Los siglos de dominación española dejaron en ambos territorios huellas culturales de evidente similitud. Humboldt escribió que la capital de Nueva España era la “Ciudad de los Palacios”. Pudo decirlo de Palermo, cuyas iglesias barrocas recuerdan tanto a las mexicanas. Hay en ella altares a la Virgen de Guadalupe y nuestro Palacio de Iturbide se inspiró en el Palacio Real de Palermo. Deambular por las calles de esas ciudades -caóticas, descuidadas, ruidosas-, levantar la vista y descubrir de pronto un balcón, un portón, una gran escalinata o el patio secreto de un antiguo palacio virreinal, son experiencias naturales de un flâneur mexicano y siciliano.

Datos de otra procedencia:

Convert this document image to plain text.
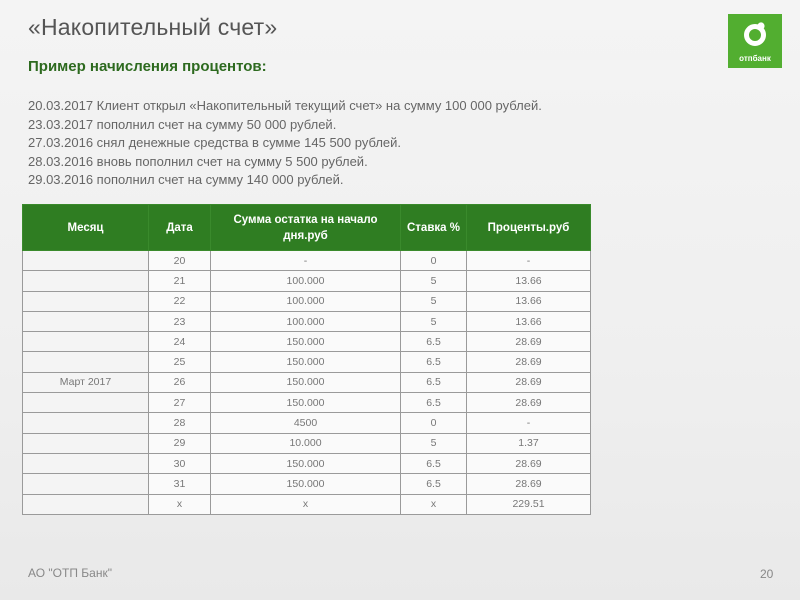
«Накопительный счет»
отпбанк
Пример начисления процентов:
20.03.2017 Клиент открыл «Накопительный текущий счет» на сумму 100 000 рублей.
23.03.2017 пополнил счет на сумму 50 000 рублей.
27.03.2016 снял денежные средства в сумме 145 500 рублей.
28.03.2016 вновь пополнил счет на сумму 5 500 рублей.
29.03.2016 пополнил счет на сумму 140 000 рублей.
Месяц	Дата	Сумма остатка на начало дня.руб	Ставка %	Проценты.руб
	20	-	0	-
	21	100.000	5	13.66
	22	100.000	5	13.66
	23	100.000	5	13.66
	24	150.000	6.5	28.69
	25	150.000	6.5	28.69
Март 2017	26	150.000	6.5	28.69
	27	150.000	6.5	28.69
	28	4500	0	-
	29	10.000	5	1.37
	30	150.000	6.5	28.69
	31	150.000	6.5	28.69
	x	x	x	229.51
АО "ОТП Банк"	20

“México nunca se consolará de no haber sido una monarquía”, me dijo alguna vez Octavio Paz, en tono bajo y resignado. Tampoco Sicilia se resignó, quizá porque el Estado español y sus ramificaciones -los virreinatos de Sicilia y Nueva España- fue una creación mucho más compleja que la caricatura que se hace de él como un todo orgánico, rígido y absoluto. Altamente burocratizado e improductivo, estaba dotado sin embargo de instituciones intermedias, acuerdos sociales y contrapesos jurídicos que explican su legitimidad y supervivencia. No obstante, es cierto que en tiempos de los Habsburgo y los Borbones, cundieron el patrimonialismo, la venta de cargos públicos, el nepotismo, costumbres que entonces se veían como naturales pero que tanto en México como en Sicilia lastrarían el tránsito a un moderno Estado de derecho.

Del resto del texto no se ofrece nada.